根据本发明实施例,还提供了一种码流的处理装置,该装置用于实现实施例三所提供的方法。
图4是根据本发明实施例的码流的处理装置400的结构示意图,如图4所示,处理装置400主要包括:获取模块402和执行模块404。应当理解,图4中所表示的各个模块的连接关系仅为示例,本领域技术人员完全可以采用其它的连接关系,只要在这样的连接关系下各个模块也能够实现本发明的功能即可。
在本说明书中,各个模块的功能可以通过使用专用硬件、或者能够与适当的软件相结合来执行处理的硬件来实现。这样的硬件或专用硬件可以包括专用集成电路(ASIC)、各种其它电路、各种处理器等。当由处理器实现时,该功能可以由单个专用处理器、单个共享处理器、或者多个独立的处理器(其中某些可能被共享)来提供。另外,处理器不应该被理解为专指能够执行软件的硬件,而是可以隐含地包括、而不限于数字信号处理器(DSP)硬件、用来存储软件的只读存储器(ROM)、随机存取存储器(RAM)、以及非易失存储设备。
在本发明实施例中,获取模块402,设置为从码流中获取包括是否对多层视频码流的整体和/或部分执行视频图像序号POC对齐操作的指示信息的标识及控制信息。执行模块406,设置为根据所述标识及控制信息的指示,对所述码流中需要执行POC对齐操作的部分执行POC对齐。

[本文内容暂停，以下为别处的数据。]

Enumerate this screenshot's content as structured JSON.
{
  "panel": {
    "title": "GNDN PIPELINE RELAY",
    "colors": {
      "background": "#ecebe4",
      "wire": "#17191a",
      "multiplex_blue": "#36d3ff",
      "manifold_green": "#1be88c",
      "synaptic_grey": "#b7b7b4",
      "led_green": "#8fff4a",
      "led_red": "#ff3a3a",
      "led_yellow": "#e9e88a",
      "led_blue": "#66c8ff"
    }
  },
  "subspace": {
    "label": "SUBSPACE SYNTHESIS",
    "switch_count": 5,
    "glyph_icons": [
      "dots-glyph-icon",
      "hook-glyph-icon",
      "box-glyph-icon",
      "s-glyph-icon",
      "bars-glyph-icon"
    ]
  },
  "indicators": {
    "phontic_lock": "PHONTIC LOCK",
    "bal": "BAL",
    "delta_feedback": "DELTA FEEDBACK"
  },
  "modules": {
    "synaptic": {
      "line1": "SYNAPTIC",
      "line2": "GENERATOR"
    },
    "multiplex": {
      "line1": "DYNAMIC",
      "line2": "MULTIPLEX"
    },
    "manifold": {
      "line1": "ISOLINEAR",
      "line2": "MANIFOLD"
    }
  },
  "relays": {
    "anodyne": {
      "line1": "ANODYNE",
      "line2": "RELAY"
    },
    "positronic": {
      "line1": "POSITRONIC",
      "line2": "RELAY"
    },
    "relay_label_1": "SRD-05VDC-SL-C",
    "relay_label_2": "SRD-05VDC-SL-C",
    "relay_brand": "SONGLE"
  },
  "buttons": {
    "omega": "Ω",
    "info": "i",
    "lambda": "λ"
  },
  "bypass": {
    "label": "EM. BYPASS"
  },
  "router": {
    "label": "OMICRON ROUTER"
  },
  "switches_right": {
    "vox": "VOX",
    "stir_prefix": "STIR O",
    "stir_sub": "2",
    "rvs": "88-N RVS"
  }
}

可选的,执行模块404可以包括:确定模块,设置为根据所述标识及控制信息所在字段的有效范围以及所述标识及控制信息的取值,确定所述多层视频码流中开启和/或关闭POC对齐操作的图像;控制模块,设置为对开启POC对齐操作的图像执行POC对齐操作。
本实施例的装置可以是视频通信应用中相关码流接收播放设备,例如,手机、计算机、服务器、机顶盒、便携式移动终端、数字摄像机,电视广播系统设备等。该装置可以位于宿设备中,该处理装置可以处理以下至少一种多层视频信号:可伸缩视频,多视点视频,多视点深度,多视点视频+多视点深度。其中,立体视频是多视点视频的一种视点数等于2的特殊形式。
实施例五
根据本发明实施例,还提供了一种使用码流的通信系统。
图5为根据本发明实施例的使用码流的通信系统500的结构示意图,如图5所示,根据本发明实施例的多层视频码流的传输系统500包括源设备502和宿设备504。其中,源设备502包括上述实施例二中所述的码流的生成装置200,宿设备504包括上述实施例四中所述的码流的处理装置400。在本实施例中,源设备502可以按照实施例一中所述的方法生成码流并输出,宿设备504接收该码流,并按照实施例三中所述的方法对该码流进行处理,具体参见上述明实施例,本实施列中不再赘述。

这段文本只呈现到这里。